One area of success has been teen pregnancy. Birth rates for teens 15 to 19 years of age have declined in all racial-ethnic groups since the 1990s. The largest decline has occurred among African American teens, where the birth rate fell from 169 per thousand in 1992 to 64 per thousand in 2009.
The data book paints a picture of American Indian children and those of color being more likely to start off with economic and educational disadvantages that put them at greater risk regarding drugs, teen pregnancy, stress, violence, and other hazards as they move through the teen years. Data are drawn from the 2010 Minnesota Student Survey and other sources.
Poverty rates are three- to five-times higher among American Indian adolescents and those of color compared to White adolescents, and failure to graduate on time is two to three times higher. These factors contribute to African American, American Indian, and Hispanic youth generally experiencing negative health much more often than White adolescents.
The Health Department collected the data to further its efforts to close the wellness gap between White children and American Indian children and children of color.
“Parents know what puts their children at risk — lack of healthy activities, drugs, tobacco, alcohol, auto accidents and unsafe people and environments,” Ehlinger said. “We plan to use these data to work with our community partners to achieve the goal of making sure that all the children in Minnesota have an equal opportunity for success.”
In September, MDH held a community forum to share the data and convene leaders from racial and ethnic communities. A panel of community professionals working with youth led a lively discussion at the forum. Jina Downwind Jubera, director of the Omniciye youth program at the Little Earth community in South Minneapolis, said the findings of this report are “the legacy of cultural trauma that is still with us today.

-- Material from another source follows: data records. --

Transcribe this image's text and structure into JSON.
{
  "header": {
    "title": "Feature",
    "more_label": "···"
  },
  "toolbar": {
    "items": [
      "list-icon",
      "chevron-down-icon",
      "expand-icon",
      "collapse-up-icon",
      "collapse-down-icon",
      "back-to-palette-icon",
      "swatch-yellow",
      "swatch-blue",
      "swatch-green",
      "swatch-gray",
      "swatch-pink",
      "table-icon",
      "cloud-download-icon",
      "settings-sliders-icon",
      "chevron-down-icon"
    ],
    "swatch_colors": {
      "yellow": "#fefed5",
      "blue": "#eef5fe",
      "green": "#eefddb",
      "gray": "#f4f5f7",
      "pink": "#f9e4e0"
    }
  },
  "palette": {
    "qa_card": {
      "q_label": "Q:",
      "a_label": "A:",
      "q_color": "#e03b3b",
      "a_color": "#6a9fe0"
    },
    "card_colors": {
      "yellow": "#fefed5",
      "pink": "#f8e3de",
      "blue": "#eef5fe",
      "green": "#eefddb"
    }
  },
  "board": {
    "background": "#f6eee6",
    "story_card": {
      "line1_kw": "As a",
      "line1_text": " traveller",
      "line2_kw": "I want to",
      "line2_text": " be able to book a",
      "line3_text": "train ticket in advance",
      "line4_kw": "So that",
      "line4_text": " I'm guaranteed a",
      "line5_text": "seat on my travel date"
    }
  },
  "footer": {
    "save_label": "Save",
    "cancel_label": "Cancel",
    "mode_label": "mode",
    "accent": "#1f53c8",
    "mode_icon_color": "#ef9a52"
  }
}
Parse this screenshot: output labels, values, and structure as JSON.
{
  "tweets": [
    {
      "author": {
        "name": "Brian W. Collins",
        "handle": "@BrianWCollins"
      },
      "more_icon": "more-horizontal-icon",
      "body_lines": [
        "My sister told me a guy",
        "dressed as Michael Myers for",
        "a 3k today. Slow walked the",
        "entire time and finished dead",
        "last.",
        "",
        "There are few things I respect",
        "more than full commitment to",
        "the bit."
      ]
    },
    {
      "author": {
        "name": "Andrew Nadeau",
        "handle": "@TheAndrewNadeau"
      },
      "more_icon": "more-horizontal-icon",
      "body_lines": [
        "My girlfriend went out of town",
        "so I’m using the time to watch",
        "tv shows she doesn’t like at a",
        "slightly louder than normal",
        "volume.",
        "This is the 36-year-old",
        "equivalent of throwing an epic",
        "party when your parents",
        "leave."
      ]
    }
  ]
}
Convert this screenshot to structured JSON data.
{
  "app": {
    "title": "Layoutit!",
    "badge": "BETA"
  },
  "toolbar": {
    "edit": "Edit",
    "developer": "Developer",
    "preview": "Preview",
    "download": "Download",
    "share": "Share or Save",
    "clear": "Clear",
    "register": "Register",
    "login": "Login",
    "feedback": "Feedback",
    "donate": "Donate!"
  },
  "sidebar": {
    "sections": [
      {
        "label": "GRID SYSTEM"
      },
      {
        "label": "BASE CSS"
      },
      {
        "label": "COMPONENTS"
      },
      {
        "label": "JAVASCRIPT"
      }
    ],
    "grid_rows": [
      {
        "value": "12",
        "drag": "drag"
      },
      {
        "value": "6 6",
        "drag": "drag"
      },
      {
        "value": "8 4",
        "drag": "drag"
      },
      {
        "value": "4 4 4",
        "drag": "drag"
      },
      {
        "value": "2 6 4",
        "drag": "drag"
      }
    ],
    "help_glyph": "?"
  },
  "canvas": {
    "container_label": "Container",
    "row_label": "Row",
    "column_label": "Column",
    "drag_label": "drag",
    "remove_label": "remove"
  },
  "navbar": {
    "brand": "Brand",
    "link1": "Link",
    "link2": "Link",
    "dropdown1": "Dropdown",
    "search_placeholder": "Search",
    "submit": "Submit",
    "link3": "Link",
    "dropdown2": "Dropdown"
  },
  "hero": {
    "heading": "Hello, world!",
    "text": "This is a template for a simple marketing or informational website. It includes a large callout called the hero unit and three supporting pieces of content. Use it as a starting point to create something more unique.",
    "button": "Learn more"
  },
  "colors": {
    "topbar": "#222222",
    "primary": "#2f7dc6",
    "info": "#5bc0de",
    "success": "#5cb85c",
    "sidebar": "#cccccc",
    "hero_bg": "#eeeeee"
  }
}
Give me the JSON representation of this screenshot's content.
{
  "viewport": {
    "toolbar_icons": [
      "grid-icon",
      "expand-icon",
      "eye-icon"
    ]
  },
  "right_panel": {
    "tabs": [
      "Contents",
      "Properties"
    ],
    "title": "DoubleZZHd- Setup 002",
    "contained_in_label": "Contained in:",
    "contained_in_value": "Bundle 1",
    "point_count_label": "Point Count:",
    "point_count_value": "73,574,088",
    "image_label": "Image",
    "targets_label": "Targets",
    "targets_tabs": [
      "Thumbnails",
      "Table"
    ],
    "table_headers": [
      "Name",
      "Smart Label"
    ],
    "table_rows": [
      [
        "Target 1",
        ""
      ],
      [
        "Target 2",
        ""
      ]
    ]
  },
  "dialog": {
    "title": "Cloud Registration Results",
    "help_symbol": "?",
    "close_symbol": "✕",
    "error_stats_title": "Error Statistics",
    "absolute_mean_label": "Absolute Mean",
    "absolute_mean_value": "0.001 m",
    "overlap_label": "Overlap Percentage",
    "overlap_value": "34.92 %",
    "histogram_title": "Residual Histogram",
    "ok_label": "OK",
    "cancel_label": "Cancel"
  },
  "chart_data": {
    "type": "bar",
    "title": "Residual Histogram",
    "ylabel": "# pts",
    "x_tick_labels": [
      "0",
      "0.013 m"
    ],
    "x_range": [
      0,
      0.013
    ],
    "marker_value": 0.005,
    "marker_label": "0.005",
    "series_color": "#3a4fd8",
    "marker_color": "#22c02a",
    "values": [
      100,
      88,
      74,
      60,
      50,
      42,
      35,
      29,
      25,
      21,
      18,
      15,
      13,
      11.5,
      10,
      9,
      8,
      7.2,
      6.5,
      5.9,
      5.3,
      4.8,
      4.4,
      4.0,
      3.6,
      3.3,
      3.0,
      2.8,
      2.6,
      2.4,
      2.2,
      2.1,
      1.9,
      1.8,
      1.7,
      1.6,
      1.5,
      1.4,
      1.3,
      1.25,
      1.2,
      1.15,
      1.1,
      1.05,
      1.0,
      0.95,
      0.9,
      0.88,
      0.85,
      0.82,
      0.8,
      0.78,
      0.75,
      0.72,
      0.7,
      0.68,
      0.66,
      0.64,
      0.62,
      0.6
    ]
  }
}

We have to involve young people in strengthening the American Indian community and connect our youth back to our community and culture.”
Verna Cornelia Price, founder and director of Girls in Action, emphasized the importance of straight, honest talk with teen girls. The purpose of Girls in Action is to convince and help teenage girls to focus on building a future and showing them how they can do that. The program promotes strong positive expectations for girls, including staying away from sexual involvement to focus on a future that includes graduating from high school in four years and attending college. “We try to catch them before the downward spiral that often afflicts teen girls can gain momentum,” Price said.
Jennifer Godinez, associate director of the Minnesota Minority Education Partnership, urged the audience to advocate for public policy approaches that help students complete their post-secondary education. “We need to create a strong talent development infrastructure that develops pathways for our youth.”
Parts of the Health Department, such as the Office of Minority and Multicultural Health, the Statewide Health Improvement Program, and the Community and Family Health Division, are currently implementing the following strategies to improve adolescent health:
a. Protect teens from obesity and chronic diseases in later life by working with communities and schools to improve nutrition and physical activity.
b. Protect teens from the risks of tobacco, alcohol and drugs by reducing access to these substances and increasing their costs, helping parents to monitor their kids, and providing teens with positive opportunities for engagement in academics, sports and recreational activities.
c. Protect teens from pregnancy and sexual diseases by promoting healthy youth development, parental involvement, education and communication about sexual and reproductive health issues such as abstinence and contraception.
d. Protect teens from injury and violence through car safety programs, protective head gear, and safer communities.
More information, including the report, is available at www.health.state.mn.us/divs/chs/mss. This year, MDH also completed the Minnesota Adolescent Sexual & Reproductive Health Data Book, which provides additional data on pregnancy rates, sexually-transmitted infections, and HIV/AIDS among young people of different racial-ethnic groups. This report can be found at www.health.state.mn.us/youth/pubs.html.